5. The complete path of power from the engine to the wheels is known as _______
a) Muffler
b) Fender
c) Power train
d) Hitch system
Discussion
Explanation: Transmission is the speed reducing mechanism, equipped with several gears. It may be called a sequence of gears and shafts, through which the engine power is transmitted to the tractor wheels. It consists of tractor to suit different field conditions. The complete path of power from engine to the wheels is called power train.
6. In between which years did power take off was introduced?
a) 1975-1979
b) 1992-1996
c) 1999-2003
d) 1915-1919
Discussion
Explanation: Experimental power take offs were tried as early as 1878, and various homemade versions arose over the subsequent decades. International harvester company was first to market with a PTO on production tractor, with its model 8-16 introduced in 1918.
7. In between which years did hydraulic controls and three-point linkage were developed?
a) 1989-1993
b) 1947-1951
c) 1937-1941
d) 1920-1924
Discussion
Explanation: Harry Ferguson patented the three-point linkage for agricultural tractors in Britain in 1926. He and his colleagues continued to developed several innovations to this device which made the system workable, effective, desirable. In 1938, after almost two decades of trying to sell Henry Ford on using Ferguson’s system on tractors mass-produced by Ford, Ferguson finally convinced Ford. The American mass market debut was via the Ford Ferguson 9N in 1939.

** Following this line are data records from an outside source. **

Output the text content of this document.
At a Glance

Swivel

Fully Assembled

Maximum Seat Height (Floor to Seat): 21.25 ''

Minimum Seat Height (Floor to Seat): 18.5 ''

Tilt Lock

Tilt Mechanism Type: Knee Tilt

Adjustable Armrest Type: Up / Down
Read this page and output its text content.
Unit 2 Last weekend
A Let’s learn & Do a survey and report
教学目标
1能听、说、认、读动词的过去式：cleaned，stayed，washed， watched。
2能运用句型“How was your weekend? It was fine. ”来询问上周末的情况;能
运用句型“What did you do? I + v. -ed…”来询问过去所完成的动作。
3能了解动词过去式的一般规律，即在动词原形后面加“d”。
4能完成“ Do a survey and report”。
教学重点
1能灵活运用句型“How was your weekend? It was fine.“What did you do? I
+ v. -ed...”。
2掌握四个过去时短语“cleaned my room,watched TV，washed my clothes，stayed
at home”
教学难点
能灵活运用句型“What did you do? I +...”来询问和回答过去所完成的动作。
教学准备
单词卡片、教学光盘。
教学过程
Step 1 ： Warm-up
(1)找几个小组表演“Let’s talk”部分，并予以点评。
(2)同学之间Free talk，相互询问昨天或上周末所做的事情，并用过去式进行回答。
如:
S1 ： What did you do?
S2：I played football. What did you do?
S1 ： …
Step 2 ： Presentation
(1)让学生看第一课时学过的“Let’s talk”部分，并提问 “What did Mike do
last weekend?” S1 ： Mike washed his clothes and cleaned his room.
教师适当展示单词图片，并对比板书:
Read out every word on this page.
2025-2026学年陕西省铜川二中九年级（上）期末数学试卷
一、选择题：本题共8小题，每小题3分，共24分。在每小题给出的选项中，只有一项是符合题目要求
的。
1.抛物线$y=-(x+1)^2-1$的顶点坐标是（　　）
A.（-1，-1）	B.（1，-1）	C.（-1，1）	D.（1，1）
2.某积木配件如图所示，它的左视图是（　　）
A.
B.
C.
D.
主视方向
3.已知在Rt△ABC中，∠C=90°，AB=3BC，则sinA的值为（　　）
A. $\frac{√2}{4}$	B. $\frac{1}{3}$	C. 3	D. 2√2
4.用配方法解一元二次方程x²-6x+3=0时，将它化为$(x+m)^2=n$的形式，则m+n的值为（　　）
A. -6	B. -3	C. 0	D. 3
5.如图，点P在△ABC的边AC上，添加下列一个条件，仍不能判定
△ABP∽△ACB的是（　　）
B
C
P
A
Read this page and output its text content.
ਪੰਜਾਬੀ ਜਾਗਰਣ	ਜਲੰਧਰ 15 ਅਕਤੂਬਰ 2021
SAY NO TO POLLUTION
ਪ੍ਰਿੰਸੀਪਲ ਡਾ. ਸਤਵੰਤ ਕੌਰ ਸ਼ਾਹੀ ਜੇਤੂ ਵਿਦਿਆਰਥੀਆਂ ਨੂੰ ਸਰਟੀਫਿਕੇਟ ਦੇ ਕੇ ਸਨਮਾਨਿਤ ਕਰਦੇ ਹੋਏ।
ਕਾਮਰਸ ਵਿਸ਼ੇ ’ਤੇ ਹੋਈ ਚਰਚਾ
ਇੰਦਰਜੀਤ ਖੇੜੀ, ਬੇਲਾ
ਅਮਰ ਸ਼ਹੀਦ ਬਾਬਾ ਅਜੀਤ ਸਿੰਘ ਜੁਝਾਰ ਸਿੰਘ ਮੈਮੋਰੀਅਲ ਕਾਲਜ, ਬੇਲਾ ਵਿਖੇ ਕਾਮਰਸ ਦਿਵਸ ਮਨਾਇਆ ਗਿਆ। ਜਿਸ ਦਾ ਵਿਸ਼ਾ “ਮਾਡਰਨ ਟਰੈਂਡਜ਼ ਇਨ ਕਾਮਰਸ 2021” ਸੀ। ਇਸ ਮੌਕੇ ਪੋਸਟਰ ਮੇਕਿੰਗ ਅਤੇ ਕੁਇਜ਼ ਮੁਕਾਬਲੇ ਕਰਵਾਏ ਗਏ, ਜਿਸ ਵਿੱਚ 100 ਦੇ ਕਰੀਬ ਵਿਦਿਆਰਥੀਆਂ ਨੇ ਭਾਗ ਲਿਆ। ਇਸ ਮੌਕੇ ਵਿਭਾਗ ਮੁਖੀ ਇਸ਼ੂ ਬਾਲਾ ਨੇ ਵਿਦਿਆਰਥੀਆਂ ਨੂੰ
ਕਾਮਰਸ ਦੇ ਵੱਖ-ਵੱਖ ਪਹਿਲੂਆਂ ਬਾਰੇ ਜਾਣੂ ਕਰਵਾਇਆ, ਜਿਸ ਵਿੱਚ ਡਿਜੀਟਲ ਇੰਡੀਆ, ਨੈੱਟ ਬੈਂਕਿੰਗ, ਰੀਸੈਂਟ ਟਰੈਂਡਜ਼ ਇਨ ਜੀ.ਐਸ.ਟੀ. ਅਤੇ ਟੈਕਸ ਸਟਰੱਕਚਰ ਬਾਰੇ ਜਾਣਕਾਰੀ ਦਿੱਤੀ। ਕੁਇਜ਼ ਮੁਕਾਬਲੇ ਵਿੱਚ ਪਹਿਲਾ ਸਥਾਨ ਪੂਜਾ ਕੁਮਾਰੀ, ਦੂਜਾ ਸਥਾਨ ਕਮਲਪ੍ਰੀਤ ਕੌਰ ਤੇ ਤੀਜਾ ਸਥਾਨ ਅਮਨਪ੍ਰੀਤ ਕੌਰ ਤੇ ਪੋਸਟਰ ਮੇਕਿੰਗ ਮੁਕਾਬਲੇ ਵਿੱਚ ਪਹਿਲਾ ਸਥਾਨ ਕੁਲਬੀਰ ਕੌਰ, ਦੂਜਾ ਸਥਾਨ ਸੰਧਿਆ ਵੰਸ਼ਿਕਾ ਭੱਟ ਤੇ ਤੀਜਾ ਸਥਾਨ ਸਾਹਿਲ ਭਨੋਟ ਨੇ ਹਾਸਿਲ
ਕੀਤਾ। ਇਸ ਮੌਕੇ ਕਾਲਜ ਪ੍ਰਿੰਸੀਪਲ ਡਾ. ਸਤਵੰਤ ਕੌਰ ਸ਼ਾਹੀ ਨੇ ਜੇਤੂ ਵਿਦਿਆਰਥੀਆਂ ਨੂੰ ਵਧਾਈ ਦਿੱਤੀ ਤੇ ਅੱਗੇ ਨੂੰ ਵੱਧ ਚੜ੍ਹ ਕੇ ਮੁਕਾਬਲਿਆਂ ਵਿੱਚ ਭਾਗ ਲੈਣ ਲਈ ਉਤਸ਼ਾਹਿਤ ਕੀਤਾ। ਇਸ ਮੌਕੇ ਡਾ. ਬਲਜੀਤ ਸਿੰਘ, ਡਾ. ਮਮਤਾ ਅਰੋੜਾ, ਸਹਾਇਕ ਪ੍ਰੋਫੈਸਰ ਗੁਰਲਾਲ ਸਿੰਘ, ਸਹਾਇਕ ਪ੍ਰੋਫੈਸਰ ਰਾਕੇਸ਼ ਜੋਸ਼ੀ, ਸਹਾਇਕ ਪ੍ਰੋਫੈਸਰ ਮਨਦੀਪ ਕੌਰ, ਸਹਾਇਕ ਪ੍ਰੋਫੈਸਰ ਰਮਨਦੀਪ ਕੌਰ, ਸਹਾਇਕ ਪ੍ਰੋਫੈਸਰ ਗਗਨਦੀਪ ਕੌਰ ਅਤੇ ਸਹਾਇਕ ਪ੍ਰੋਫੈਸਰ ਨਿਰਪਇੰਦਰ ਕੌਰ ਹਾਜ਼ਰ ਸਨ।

8. If the inner and outer steering angle in a tractor are 9° and 9.8° respectively then for correct steering conditioning the value of the ratio of pivot axis spacing to track length is equal to ______
a) 0.256
b) 0.525
c) 0.990
d) 0.756
Discussion
Explanation:θ = 9.8°
Φ = 9.0°
We know that,
Cot θ – Cot Φ = \(\frac{c}{b} \)
-Cot (9.8) + Cot 9 = \(\frac{c}{b} \)
-5.789 + 6.314 = \(\frac{c}{b} \)
\(\frac{c}{b}\) = 0.525.
9. While turning a 4-wheel tractor equipped with the Ackermann steering mechanism the axis of the inner front wheel makes an angle of 45°, whereas the angle made by the axis of the outer front wheel is 30° with horizontal line parallel to the front axle. The kingpins of the axle are 1300 mm apart. The spindle genths are essentially zero. What should be the wheel base of the tractor if there is no slippage of any of the wheels?
a) 1886.78 mm
b) 1775.83 mm
c) 1336.59 mm
d) 2000.01 mm
Discussion
Explanation: Cot θ – Cot Φ = \(\frac{c}{b} \)
Cot30° – Cot45° = \(\frac{c}{b} \)
b = \(\frac{1300}{Cot30° – Cot45°} \)
b = 1775.83mm.
10. A 2-wheel drive 35hp tractor has 1.5 rear wheel diameter. The engine runs at 1200 rev/min. the total reduction of speed is 30:1. Find the travelling speed of the tractor in km/h and the tractive force at each driving wheel.
a) 3.9925 KN
b) 2.1992 KN
c) 1.6784 KN
d) 4.1977 KN
Discussion
Explanation: Va = \(\frac{2πN*Dr*60}{2*30*1000}=\frac{2\pi*1.5*60*1200}{2*30*1000}\)=11.304
Va = 3.11 m/s
P = F * v
F = \(\frac{P}{v}=\frac{35*746}{3.11}\)=8.3955 KN
Therefore, force on each wheel = \(\frac{8.3955}{2}\)=4.1977.